Juncker told the European Parliament he recognised Turkey had "security concerns" along the border. But he warned the military action would not lead to a "good result", saying a political solution was the only way to end the Syrian conflict.

"I call on Turkey as well as the other actors to act with restraint and to stop operations already, as we are speaking, under way," Juncker said.

"I have to say if the Turkish plan involves the creation of a so-called safe zone, don't expect the European Union to pay for any of it."

NATO member Turkey is technically a candidate country to join the European Union but accession talks are effectively frozen and ties between the Ankara and the bloc have limped along for years.

Ankara agreed a six-billion-euro ($6.6-billion) deal with Brussels to stem the influx of migrants to the EU in 2016, but relations soured after Erdogan unleashed a major crackdown in the wake of a failed coup to overthrow him in the same year.

Meanwhile Russia, Syrian President Bashar al-Assad's strongest foreign ally, urged dialogue between Damascus and Syria's Kurds on solving issues in northeast Syria including border security.

"We will do our best to support the start of such substantive talks," Foreign Minister Sergei Lavrov told reporters during a visit to Kazakhstan.

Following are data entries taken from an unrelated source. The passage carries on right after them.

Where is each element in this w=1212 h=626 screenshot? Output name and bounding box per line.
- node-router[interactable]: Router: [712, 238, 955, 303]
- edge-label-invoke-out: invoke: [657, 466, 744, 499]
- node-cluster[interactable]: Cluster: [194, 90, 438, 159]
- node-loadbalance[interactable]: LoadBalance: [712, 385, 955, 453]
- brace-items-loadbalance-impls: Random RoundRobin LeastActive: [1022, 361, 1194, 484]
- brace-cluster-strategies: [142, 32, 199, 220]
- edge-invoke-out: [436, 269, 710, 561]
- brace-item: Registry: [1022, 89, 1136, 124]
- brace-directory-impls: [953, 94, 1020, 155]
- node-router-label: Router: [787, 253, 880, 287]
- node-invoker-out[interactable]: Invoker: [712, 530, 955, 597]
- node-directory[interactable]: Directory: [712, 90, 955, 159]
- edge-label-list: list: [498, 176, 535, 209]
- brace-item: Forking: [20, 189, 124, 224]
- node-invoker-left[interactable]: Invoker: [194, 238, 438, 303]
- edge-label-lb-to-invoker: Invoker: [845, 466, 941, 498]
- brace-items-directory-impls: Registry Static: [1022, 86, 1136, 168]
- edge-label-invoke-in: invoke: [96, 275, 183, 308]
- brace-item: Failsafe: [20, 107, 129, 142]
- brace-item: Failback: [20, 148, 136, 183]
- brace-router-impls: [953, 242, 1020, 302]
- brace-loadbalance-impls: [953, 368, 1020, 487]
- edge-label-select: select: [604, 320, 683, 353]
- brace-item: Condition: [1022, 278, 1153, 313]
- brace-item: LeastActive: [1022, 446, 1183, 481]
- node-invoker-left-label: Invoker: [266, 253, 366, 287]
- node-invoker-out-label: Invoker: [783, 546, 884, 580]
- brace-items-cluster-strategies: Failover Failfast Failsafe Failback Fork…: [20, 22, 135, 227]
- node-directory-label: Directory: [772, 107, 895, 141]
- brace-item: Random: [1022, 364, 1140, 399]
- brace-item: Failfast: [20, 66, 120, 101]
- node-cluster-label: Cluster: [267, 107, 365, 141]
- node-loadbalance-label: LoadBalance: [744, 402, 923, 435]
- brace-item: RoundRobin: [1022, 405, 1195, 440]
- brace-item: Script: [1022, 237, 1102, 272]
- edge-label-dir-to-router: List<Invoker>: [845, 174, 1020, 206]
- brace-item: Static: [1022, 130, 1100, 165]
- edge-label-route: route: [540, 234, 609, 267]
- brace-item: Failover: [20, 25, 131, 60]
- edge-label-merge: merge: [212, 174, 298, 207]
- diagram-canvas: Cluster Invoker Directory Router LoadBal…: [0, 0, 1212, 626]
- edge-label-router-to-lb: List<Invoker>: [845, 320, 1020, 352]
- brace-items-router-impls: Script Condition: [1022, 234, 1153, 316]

Another Assad ally, Iran, urged Turkey to show restraint and avoid military action in northern Syria, although it said Turkey was "rightfully worried" about its southern border.

On Monday, Erdogan said US troops started to pull back after a call he had with Trump, adding that talks between Turkish and US officials on the matter would go on.

Trump's decision to pull back troops has rattled allies, including France and Britain, two of Washington's main partners in the US-led coalition fighting Islamic State.